American architect (1830–1908)

Charles Hermany (October 9, 1830 – January 18, 1908) was an engineer and architect.

==Early life==
Charles Hermany was born on October 9, 1830, in Lynn Township, Pennsylvania to Salome (née Wannemacher) and Samuel Hermany. He attended local schools and two terms at Minerva Seminary in Easton, Pennsylvania. He attended college and then worked on his father's farm for three years. He studied mathematics and engineering while practicing land surveying in the field.

==Career==
In 1853, Hermany moved to Cleveland, Ohio and accepted a position at the City Engineer's office. In 1857, he joined the Louisville Water Company in Louisville, Kentucky as first assistant to the chief engineer. He assisted Theodore Scowden in designing the Louisville Water Works buildings. He designed the Crescent Hill Water Plant. Hermany became the chief engineer and superintendent of the Louisville Water Company on January 1, 1861. He worked in that role for more than 25 years and designed water systems for Bowling Green, Kentucky and Frankfort, Kentucky. His map of a park system for the Salmagundi Club is said to have inspired Frederick Law Olmsted's work.

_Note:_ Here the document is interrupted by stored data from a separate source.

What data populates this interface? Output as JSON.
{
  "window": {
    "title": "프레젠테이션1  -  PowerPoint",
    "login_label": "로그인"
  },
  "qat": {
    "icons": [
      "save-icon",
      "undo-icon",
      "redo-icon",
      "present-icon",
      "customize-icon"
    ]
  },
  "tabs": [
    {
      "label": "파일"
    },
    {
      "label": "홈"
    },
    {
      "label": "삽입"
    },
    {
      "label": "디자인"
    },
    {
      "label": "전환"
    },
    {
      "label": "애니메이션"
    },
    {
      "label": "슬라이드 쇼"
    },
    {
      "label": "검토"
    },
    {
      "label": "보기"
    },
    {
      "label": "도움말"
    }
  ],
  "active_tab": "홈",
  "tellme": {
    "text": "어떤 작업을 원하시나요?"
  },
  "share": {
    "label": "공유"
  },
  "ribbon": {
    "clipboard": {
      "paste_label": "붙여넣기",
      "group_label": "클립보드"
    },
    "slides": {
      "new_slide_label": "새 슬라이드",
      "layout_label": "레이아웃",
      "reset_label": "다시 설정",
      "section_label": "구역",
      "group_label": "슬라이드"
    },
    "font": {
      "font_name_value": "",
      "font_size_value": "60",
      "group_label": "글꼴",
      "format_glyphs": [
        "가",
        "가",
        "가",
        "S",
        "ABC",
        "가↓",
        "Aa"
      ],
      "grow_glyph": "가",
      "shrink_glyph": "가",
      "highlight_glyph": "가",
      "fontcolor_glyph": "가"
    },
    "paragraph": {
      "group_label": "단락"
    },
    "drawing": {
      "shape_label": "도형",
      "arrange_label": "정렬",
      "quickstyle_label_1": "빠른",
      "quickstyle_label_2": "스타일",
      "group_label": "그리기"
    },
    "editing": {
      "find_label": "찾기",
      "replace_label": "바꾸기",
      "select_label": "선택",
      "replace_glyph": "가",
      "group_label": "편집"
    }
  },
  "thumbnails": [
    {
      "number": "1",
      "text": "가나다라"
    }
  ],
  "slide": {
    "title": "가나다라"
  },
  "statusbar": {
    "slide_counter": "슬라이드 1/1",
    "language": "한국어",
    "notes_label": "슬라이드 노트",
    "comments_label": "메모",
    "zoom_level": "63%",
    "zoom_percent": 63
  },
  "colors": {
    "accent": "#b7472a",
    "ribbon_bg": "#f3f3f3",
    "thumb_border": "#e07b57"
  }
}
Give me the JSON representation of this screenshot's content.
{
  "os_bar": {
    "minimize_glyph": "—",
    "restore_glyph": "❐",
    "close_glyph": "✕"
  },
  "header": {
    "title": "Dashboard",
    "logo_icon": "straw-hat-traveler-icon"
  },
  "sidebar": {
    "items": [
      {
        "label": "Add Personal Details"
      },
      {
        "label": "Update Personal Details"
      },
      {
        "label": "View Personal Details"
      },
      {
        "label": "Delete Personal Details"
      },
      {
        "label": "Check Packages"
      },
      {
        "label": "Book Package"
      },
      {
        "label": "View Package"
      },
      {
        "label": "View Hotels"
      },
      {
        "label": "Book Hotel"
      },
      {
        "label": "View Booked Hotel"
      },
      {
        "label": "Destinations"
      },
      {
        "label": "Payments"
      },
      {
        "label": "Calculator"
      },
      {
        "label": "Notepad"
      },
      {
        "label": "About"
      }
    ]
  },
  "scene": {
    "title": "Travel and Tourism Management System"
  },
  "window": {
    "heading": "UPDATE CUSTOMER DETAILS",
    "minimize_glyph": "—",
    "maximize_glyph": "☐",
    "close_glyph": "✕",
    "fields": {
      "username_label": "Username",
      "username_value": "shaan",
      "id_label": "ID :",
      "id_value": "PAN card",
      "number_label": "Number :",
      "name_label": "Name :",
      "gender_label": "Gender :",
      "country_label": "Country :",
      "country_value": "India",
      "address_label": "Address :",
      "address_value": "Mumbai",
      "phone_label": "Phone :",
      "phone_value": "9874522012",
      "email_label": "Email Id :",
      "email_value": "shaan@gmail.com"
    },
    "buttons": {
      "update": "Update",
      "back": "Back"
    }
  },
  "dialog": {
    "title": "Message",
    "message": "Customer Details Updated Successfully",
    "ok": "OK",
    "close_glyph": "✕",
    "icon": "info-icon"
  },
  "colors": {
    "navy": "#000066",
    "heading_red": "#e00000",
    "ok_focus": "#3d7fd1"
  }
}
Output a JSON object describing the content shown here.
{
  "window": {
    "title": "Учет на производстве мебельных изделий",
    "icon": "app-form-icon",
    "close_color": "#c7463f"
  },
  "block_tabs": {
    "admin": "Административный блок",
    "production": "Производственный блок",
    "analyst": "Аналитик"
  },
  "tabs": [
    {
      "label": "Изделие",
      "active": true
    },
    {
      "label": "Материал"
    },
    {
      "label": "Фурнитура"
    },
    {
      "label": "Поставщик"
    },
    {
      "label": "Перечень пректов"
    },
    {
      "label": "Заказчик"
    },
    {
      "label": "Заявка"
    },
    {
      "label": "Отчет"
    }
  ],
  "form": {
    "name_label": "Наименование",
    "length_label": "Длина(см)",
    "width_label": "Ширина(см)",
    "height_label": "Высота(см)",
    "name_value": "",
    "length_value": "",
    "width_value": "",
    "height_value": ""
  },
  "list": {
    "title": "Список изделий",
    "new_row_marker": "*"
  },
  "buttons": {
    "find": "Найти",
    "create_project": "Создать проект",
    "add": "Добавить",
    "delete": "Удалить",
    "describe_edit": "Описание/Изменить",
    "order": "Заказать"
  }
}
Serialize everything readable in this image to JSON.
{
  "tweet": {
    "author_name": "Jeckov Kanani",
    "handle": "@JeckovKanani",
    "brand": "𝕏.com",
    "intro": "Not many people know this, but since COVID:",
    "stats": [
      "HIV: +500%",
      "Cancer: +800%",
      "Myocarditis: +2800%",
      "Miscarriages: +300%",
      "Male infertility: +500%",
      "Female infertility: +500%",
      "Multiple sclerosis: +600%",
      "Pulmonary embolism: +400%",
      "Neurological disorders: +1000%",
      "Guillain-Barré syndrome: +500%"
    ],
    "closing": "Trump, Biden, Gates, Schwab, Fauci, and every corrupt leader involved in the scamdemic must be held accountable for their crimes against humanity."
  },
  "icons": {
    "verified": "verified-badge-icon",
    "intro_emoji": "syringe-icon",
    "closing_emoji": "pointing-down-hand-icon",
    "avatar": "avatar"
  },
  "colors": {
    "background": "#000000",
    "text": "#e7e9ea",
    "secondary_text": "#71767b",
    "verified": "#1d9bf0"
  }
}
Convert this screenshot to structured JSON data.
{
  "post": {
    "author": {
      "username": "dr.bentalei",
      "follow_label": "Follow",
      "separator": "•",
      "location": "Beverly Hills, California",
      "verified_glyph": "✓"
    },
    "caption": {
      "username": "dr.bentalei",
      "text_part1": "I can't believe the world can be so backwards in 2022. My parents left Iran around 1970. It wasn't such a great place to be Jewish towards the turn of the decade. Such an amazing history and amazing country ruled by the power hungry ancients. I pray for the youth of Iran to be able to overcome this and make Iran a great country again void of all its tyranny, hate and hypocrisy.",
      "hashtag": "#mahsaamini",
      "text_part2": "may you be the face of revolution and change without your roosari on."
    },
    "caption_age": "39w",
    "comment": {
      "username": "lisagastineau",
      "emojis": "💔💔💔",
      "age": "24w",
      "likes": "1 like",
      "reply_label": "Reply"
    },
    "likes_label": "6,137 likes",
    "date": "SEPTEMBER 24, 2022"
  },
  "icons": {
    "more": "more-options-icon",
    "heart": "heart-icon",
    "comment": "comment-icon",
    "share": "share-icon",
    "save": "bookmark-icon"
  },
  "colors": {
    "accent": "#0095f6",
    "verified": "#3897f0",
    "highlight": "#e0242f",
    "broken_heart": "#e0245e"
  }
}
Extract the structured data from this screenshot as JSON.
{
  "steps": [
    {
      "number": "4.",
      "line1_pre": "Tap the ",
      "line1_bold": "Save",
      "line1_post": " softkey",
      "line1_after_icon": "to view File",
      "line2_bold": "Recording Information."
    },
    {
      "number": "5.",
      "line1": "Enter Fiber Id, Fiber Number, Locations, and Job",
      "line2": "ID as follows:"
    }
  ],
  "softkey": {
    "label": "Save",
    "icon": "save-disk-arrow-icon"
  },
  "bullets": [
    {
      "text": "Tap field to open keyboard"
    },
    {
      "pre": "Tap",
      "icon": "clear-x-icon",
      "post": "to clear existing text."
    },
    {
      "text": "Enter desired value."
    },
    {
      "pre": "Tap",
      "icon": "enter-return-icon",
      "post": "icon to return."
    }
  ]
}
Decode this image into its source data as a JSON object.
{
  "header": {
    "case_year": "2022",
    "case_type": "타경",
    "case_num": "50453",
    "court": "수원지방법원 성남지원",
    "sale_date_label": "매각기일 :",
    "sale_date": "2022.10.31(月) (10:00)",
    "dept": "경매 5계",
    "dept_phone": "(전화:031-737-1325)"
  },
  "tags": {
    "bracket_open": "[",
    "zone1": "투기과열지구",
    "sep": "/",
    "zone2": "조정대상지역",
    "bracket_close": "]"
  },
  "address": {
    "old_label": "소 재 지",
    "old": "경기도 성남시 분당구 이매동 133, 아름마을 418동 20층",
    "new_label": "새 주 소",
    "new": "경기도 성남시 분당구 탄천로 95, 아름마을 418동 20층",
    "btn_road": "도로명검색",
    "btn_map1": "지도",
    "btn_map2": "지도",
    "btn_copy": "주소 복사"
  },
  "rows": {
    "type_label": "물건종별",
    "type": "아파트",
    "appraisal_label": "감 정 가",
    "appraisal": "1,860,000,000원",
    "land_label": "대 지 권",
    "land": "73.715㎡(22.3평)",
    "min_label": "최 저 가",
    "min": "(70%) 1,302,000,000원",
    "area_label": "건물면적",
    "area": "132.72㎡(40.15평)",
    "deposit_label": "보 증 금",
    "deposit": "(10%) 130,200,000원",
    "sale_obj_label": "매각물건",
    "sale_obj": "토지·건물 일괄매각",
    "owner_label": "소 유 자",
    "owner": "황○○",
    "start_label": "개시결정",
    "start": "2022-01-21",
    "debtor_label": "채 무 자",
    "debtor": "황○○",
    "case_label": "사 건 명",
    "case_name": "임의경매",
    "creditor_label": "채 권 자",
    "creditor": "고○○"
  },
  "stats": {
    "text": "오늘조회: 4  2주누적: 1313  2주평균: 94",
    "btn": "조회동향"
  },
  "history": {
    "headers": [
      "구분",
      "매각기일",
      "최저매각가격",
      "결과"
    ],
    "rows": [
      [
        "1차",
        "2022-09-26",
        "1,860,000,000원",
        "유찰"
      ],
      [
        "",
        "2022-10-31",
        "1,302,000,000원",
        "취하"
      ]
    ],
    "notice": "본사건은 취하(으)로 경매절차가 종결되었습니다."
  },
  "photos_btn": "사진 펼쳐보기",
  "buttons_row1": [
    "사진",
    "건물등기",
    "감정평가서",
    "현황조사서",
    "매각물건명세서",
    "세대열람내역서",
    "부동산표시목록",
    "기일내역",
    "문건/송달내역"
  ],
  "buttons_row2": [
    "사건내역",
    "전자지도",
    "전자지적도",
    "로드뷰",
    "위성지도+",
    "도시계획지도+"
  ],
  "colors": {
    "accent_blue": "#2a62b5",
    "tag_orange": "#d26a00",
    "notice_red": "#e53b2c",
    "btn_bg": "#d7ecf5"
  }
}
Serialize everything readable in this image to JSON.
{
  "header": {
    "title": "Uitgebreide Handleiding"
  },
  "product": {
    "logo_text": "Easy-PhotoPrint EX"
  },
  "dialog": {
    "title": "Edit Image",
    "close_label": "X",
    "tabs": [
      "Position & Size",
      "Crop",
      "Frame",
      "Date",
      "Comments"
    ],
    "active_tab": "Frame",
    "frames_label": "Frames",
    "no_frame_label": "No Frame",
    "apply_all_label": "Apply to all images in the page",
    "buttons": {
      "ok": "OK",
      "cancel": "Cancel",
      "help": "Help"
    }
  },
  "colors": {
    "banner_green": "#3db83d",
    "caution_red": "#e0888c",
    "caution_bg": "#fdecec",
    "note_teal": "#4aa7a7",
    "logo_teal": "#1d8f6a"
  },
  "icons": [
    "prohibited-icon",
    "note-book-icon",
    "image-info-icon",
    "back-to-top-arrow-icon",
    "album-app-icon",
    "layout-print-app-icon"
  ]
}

Hermany was also involved in the design of the River Pumping Station for the Cincinnati Water Works.

In 2009 the Louisville Water Company (LWC) celebrated the 100th anniversary of the Crescent Hill Filtration Plant. Their website notes, "the opening in 1909 culminated Chief Engineer Charles Hermany's quest for pure water. It marked 30 years of research that included building the Crescent Hill Reservoir and a landmark experiment to develop a purification process for drinking water." Hermany worked with George Warren Fuller to complete the project.

The designs have even been said to have influenced Frederick Law Olmsted who visited in 1891. A University of Kentucky student compared Hermany's work with that of Marcus Agrippa's in Imperial Rome.

Hermany was elected as a member of the American Society of Civil Engineers on January 6, 1869. He was elected in November 1879 to the member of the board. He was elected vice president in 1891 and as president in 1904. He was the first president of the Engineers' and Architects' Club of Louisville and served for six terms.

==Personal life==
Charles Hermany's brother was the Pennsylvania German poet Edward Hermany. Charles married Sallie Adams on December 19, 1854. They had seven children, including Irene H., Emily H., Madeline and Hettie May.

Hermany died on January 18, 1908, in Cincinnati. He was buried in Cave Hill Cemetery in Louisville.